From the 1.2.3 recipe from Makanai.
- 200 gr (7oz) of fresh sourdough starter (100% hydration)
- 400 gr (14oz) water
- 600 gr (21oz) organic white bread flour
- 12 gr (o.4oz) salt

  • In a stand mixer, mix in the fresh sourdough starter with water and approximately 75gr of flour. Mix well on medium speed until it bubbles, approximately 2-3 minutes.
  • Add the remaining flour and mix for about 1 minute until the flour is 'wet'. Set aside for 30 minutes (it's the autolysis process)
  • After 30 minutes, using the stand mixer, knead the bread for about 6 minutes on low speed.
  • Transfer the dough into a lightly oiled bowl. Cover with a towel and let it rise until double in size. I generally wait for about 8 hours. During this process, I try to come and fold the dough onto itself with a flexible scraper, so as to incorporate more air in the dough.
  • Take the dough out of the bowl, fold it in three (like an letter in an envelop), turn 1/4 turn and fold in three again.
  • Cover a Cocotte (or Duch oven) with parchment paper and place the dough facing down in the cocotte. Cover with the towel again.
  • Let it rise again for about 2-3 hours.
  • Score the bread with a sharp knife.
  • Put in a COLD oven at 425F for one hour. 
  • Let cool on a rack.

Personal comments:
  • I generally feed my starter the night before so that I can start making the bread in the morning . It's ready to cook in the evening of that day.
  • I use grey sea salt from France
  • If you want to read more, I strongly advise the following sites (some are in English). You can also find videos on YouTube on how to make your own starter from scratch.
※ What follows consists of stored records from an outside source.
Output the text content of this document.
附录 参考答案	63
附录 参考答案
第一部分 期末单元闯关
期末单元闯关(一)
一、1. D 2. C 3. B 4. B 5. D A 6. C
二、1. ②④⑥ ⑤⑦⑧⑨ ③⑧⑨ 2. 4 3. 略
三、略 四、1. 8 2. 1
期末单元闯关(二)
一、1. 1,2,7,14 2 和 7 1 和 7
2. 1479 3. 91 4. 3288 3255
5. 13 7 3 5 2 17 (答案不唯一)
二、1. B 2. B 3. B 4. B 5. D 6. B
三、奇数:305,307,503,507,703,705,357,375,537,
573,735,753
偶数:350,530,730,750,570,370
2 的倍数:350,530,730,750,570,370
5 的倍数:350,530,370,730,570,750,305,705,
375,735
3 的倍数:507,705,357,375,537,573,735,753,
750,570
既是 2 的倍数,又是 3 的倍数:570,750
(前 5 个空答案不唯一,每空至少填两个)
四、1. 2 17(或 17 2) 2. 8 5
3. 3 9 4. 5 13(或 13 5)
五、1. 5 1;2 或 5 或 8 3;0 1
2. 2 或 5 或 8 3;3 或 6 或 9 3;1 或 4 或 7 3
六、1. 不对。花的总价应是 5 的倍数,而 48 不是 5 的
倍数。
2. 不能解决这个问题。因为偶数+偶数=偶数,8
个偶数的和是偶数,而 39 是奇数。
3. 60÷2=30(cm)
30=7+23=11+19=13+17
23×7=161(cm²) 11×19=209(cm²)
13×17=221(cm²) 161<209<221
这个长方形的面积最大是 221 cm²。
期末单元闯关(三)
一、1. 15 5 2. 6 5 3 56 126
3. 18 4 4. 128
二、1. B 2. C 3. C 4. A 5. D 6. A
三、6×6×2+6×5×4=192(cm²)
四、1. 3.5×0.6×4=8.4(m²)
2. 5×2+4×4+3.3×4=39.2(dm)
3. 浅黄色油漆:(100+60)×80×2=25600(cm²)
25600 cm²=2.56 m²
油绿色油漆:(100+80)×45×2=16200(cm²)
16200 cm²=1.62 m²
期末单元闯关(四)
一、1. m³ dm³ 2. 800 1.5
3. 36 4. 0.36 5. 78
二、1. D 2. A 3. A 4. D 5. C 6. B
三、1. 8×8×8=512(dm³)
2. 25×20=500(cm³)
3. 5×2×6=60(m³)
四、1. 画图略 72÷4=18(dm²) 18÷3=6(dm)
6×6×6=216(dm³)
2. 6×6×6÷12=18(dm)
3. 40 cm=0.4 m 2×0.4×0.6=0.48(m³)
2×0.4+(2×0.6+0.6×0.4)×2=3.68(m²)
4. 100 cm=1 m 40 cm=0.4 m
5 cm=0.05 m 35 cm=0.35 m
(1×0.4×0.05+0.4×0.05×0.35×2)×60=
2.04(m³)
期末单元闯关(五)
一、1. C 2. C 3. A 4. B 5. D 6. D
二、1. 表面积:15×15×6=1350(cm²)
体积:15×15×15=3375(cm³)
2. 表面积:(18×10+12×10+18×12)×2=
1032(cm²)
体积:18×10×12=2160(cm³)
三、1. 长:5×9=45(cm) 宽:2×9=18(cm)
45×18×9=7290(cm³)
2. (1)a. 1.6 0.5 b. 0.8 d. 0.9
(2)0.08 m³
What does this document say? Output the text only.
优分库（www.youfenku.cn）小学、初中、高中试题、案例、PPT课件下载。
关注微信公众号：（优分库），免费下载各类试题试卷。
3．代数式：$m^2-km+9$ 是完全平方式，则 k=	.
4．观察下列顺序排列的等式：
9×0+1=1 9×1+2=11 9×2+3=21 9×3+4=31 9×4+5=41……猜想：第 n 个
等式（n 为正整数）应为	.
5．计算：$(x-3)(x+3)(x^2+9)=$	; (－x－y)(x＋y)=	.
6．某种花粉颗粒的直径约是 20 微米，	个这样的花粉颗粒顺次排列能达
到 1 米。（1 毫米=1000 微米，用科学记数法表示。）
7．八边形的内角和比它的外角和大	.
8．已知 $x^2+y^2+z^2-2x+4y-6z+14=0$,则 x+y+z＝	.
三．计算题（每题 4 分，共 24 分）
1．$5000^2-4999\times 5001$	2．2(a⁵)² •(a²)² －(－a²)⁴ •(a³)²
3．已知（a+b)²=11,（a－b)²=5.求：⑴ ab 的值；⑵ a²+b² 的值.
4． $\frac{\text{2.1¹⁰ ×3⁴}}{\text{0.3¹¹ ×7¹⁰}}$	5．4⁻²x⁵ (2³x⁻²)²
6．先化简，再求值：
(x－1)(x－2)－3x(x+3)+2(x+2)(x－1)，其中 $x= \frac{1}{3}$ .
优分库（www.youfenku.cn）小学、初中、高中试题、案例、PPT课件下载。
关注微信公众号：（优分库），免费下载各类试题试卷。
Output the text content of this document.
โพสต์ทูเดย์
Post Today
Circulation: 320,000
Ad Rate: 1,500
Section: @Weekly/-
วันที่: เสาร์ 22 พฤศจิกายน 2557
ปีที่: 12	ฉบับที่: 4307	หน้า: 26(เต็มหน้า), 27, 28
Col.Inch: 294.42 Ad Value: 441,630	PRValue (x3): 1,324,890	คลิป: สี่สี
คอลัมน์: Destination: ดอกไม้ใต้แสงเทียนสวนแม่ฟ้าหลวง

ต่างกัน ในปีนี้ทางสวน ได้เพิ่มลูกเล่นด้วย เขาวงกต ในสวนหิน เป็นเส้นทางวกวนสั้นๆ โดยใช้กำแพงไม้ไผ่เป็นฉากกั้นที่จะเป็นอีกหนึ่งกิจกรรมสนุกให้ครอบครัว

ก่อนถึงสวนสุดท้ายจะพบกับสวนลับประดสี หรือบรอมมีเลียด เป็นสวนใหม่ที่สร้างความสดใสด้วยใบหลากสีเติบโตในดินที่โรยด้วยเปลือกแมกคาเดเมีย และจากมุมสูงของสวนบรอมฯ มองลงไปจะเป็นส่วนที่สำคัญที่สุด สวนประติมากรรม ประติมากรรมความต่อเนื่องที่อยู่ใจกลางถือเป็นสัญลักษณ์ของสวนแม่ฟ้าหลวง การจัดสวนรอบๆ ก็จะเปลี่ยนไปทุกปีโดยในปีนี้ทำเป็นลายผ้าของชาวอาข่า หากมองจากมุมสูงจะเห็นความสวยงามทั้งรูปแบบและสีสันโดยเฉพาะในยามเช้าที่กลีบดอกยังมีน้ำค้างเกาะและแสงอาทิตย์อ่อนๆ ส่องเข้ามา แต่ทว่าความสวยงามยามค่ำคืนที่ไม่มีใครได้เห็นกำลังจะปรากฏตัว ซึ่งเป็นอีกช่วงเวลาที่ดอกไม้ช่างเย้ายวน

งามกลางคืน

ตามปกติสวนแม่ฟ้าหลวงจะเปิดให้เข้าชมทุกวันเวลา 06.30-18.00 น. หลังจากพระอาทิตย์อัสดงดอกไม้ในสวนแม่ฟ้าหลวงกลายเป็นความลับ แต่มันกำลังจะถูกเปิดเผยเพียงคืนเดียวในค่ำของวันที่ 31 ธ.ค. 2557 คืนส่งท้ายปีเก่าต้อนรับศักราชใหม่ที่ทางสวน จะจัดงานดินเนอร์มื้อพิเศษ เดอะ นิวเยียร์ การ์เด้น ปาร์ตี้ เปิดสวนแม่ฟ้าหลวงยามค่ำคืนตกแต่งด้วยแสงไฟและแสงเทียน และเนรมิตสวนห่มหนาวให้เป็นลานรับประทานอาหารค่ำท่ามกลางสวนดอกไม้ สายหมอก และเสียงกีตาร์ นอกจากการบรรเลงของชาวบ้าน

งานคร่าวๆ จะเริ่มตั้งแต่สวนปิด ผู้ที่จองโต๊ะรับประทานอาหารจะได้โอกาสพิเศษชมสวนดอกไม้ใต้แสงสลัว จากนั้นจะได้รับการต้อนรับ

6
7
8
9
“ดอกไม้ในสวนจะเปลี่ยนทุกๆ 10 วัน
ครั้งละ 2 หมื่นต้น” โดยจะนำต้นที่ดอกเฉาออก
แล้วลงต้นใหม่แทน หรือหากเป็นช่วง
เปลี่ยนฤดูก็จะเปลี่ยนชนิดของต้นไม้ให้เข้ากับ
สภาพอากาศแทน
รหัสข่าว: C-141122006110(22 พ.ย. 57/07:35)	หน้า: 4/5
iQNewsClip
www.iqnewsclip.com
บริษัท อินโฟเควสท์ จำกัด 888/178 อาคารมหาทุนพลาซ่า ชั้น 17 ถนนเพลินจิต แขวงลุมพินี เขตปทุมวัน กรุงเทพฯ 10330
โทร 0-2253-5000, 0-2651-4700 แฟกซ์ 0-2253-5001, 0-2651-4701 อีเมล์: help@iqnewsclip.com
  1. what's sourdough starter?
    looks fabulous - nothing like we can make in this nasty weather - i think we need a humid free room to bake a decent loaf of bread...

  2. I am impressed. Well done.

  3. Sourdough or levain in French, is a natural leavening agent that is used instead of yeast to rise dough. To make your starter, you mix flour and water together and you let is sit in the open air for a few days. This enables natural fungus and bacteria to form. The fungus or yeast that form inhibit the bad bacteria, making the starter safe to use in baking.

  4. If you have not read Jeffrey Steingarten's very funny account of starting a sourdough starter, you should really check it out. It appears in the essay collection "The Man who Ate Everything". I think you will appreciate it. Si tu ne trouves pas, je te le passerai quand on se voit en mai!